On a darker note he told me that chimps and baboons continue to frequent the staff camps which subject them to the possibilities of disease transfer from humans. I pondered that evolution is still raw in tooth and claw here at Gombe.
For example I was told that the population of the Kasakela chimpanzee community was at an all time high, with 54 individuals. The two adjacent communities each have a total of < 25 members. This gives the Kasakelan's a tremendous advantage in competition for resources. They have increased their range well into the former ranges of the other two communities. There has been an influx of transfer females in the past years, which may well contribute to the diminishing numbers in the other communities.
One of the things that Bill has picked has to do with new feeding patterns and learning. As few as four years earlier, the chimpanzees rarely fed upon mango. Even by the end of the 1990's, there had been only a handful of observations. By 2001 however, the mango fruit was an important food source for the community. For over the course of several months (September-October) mango fruit was one of the most important foods for the chimps.
As Bill talked on about all and every aspect about chimpanzee life I wondered whether this kind of behavior was partly a result of the scientists having discontinued banana feeding to the chimps for fear of human infection further reducing their numbers.
I have seen many chimpanzee documentaries and they all tell a story. As Bill showed me his hours of footage I imagined a twelve hour exhibit, “A Day in the Life of Gombe” something that would attract audiences in sophisticated centers like New York and London and which would attract those diehards who, unable to make it to Gombe, could spend a few hours in a Museum contemplating a day of filming that spliced the highlights of a year into one day. Andy Warhol meets Jane Goodall.
The next day we took the boat trip back to Kigoma.

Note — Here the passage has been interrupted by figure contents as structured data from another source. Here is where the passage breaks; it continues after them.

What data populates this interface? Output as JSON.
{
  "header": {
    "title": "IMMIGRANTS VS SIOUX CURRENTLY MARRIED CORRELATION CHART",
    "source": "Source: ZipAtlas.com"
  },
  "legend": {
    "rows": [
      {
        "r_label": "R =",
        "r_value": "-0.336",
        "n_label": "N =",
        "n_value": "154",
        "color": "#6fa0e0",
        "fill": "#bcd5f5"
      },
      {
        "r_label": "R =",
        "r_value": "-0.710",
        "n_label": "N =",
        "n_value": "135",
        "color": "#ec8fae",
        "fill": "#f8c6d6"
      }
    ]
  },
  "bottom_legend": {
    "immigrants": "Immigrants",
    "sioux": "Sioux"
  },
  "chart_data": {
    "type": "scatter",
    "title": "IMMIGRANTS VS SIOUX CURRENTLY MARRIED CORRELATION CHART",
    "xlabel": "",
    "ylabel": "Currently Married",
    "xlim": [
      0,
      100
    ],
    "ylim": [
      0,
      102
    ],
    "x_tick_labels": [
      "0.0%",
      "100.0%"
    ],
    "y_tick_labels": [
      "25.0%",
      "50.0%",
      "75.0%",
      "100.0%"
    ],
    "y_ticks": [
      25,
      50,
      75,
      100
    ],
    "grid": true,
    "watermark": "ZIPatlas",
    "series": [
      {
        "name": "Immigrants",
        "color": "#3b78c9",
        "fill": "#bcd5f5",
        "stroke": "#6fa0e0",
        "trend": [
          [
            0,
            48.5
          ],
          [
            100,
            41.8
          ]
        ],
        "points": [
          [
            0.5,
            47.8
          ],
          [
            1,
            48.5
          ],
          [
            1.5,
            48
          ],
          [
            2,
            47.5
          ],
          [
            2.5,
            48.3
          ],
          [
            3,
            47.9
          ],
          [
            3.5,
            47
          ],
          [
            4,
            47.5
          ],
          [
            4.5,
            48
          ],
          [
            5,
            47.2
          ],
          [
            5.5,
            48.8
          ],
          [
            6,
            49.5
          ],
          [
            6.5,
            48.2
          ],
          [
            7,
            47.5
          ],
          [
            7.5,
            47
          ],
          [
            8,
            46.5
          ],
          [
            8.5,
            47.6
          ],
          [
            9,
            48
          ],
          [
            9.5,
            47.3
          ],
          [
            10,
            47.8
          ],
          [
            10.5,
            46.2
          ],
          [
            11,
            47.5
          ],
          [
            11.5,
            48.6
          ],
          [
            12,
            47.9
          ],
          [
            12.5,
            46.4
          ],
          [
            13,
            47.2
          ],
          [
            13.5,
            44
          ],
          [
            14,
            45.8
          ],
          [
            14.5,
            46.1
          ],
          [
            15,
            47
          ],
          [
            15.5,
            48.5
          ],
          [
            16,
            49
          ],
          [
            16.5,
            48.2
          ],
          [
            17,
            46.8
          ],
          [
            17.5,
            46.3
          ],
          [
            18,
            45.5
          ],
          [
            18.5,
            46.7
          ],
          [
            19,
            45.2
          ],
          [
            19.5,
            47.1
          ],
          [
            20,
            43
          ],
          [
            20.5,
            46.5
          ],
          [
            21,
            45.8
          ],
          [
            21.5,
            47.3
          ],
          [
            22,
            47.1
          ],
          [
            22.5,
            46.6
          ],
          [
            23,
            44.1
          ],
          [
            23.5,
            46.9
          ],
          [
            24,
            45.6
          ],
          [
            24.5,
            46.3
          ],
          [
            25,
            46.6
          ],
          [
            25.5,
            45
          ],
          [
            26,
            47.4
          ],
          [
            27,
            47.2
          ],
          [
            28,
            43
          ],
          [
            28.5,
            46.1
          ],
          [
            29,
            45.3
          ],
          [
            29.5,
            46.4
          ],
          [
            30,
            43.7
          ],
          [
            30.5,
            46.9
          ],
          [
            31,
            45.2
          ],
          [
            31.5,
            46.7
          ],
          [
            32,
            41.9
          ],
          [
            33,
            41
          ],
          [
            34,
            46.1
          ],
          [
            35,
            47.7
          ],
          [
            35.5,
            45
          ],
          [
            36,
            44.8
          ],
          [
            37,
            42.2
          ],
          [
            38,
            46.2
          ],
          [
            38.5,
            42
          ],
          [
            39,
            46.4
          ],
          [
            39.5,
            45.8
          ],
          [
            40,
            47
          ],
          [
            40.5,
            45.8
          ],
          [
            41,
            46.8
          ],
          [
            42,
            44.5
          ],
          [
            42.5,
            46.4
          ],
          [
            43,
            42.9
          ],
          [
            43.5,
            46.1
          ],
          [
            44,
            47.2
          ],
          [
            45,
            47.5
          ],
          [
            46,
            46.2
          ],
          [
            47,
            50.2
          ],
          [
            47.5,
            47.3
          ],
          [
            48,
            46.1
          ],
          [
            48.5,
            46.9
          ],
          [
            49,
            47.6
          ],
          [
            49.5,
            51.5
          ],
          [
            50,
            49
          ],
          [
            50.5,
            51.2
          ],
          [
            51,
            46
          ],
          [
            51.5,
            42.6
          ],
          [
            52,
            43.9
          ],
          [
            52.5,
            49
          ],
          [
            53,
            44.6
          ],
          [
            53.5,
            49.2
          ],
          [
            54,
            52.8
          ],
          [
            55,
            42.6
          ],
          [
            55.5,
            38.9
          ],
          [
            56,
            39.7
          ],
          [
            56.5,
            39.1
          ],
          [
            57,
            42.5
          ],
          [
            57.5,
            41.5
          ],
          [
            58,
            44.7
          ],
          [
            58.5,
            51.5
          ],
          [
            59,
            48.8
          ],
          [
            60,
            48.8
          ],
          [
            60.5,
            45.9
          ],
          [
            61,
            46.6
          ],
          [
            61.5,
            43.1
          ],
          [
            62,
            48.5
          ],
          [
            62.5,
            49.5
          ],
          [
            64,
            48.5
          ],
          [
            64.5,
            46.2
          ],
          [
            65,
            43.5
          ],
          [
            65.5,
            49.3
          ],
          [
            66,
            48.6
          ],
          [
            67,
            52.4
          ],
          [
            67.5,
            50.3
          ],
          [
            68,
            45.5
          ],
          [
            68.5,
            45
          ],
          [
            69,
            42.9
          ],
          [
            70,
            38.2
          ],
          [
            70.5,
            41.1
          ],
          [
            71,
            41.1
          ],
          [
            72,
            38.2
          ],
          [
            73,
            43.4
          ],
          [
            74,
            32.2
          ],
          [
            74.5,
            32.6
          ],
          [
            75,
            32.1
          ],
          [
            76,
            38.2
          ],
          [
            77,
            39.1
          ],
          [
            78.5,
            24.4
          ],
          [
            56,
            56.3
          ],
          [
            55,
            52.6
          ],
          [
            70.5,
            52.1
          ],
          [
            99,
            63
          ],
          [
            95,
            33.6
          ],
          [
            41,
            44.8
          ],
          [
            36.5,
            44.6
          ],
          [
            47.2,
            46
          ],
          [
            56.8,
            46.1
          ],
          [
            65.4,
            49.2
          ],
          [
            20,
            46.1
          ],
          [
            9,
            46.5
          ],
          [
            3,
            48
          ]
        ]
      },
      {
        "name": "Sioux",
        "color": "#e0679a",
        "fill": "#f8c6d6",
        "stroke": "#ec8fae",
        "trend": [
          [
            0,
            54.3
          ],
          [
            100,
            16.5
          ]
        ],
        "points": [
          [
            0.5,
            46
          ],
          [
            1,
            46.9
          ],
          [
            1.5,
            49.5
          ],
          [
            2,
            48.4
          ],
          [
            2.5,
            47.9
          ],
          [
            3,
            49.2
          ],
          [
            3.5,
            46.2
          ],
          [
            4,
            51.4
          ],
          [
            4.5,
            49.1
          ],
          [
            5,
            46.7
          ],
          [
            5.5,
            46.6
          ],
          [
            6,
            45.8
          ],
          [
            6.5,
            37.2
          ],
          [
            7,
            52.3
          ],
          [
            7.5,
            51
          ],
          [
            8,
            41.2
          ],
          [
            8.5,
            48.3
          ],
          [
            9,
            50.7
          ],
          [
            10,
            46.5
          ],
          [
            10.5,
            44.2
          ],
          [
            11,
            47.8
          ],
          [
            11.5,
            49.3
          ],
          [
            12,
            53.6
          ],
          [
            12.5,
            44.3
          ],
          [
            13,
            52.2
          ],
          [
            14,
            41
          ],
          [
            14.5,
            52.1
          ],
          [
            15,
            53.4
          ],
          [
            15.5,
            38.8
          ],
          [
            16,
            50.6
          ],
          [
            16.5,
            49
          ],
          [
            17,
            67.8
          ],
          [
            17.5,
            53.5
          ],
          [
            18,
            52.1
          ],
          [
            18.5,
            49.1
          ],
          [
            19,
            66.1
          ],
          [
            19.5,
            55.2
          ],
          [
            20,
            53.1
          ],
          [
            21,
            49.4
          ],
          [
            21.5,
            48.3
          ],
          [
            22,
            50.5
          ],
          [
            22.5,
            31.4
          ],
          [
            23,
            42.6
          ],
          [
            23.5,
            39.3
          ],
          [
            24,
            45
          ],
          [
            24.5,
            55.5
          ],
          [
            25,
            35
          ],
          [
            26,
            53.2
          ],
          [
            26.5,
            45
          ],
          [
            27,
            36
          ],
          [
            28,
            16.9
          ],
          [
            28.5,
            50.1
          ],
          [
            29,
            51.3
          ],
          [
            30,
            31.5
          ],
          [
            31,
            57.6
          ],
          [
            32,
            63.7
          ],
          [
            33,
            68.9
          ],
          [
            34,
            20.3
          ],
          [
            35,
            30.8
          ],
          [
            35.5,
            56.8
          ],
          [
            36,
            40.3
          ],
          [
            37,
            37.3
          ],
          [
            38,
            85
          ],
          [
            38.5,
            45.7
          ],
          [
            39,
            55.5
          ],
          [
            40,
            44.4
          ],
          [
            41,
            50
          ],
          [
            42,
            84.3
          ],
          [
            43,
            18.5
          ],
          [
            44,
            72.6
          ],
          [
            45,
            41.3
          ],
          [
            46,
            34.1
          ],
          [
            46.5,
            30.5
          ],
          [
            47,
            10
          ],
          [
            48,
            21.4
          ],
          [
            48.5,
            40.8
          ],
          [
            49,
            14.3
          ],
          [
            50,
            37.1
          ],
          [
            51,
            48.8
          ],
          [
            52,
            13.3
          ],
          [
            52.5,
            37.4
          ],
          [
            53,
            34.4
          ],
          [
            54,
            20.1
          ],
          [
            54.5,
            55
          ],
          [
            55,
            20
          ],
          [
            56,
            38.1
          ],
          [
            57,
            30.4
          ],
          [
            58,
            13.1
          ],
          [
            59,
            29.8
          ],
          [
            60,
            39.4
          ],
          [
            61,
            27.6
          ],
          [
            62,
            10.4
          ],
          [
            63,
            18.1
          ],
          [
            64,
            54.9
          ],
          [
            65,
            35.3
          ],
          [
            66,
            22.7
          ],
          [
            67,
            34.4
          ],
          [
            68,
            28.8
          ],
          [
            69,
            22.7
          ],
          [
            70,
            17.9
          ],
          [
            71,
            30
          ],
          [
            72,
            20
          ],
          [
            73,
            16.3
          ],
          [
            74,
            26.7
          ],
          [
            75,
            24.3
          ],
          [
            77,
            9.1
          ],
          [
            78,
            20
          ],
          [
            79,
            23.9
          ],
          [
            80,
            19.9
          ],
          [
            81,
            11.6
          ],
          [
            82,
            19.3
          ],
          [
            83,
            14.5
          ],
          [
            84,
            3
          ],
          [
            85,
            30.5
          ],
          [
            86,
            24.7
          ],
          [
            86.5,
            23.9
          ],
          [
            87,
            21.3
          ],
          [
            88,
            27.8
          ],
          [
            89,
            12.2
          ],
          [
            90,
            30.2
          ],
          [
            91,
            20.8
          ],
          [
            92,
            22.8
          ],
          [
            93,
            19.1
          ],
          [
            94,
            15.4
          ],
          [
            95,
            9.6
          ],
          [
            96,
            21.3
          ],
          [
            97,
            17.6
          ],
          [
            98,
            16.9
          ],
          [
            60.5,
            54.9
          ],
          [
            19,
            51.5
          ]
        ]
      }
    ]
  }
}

It was a long wooden contraption, modeled on the Swahili dhows that the coastal slave traders had brought the Lake when they set up their slave trading station of Ujiji. We sailed by a beach within Gombe national park where Livingstone himself had made camp on his journeys around the lake.
The slave trade ended one hundred years ago, but the wars in the Congo continue and it is the animals who are now the final victims of these wars as soldiers penetrate the forest and eat the last chimpanzees of central Africa. The chimps of Gombe have been saved by the efforts of Jane and her people, but their numbers dwindle, poaching is a constant threat and within a generation, they may all disappear. I spent more than a year working near them in the hope that some will survive. Only time will tell.
Geoffrey Clarfield is an anthropologist at large.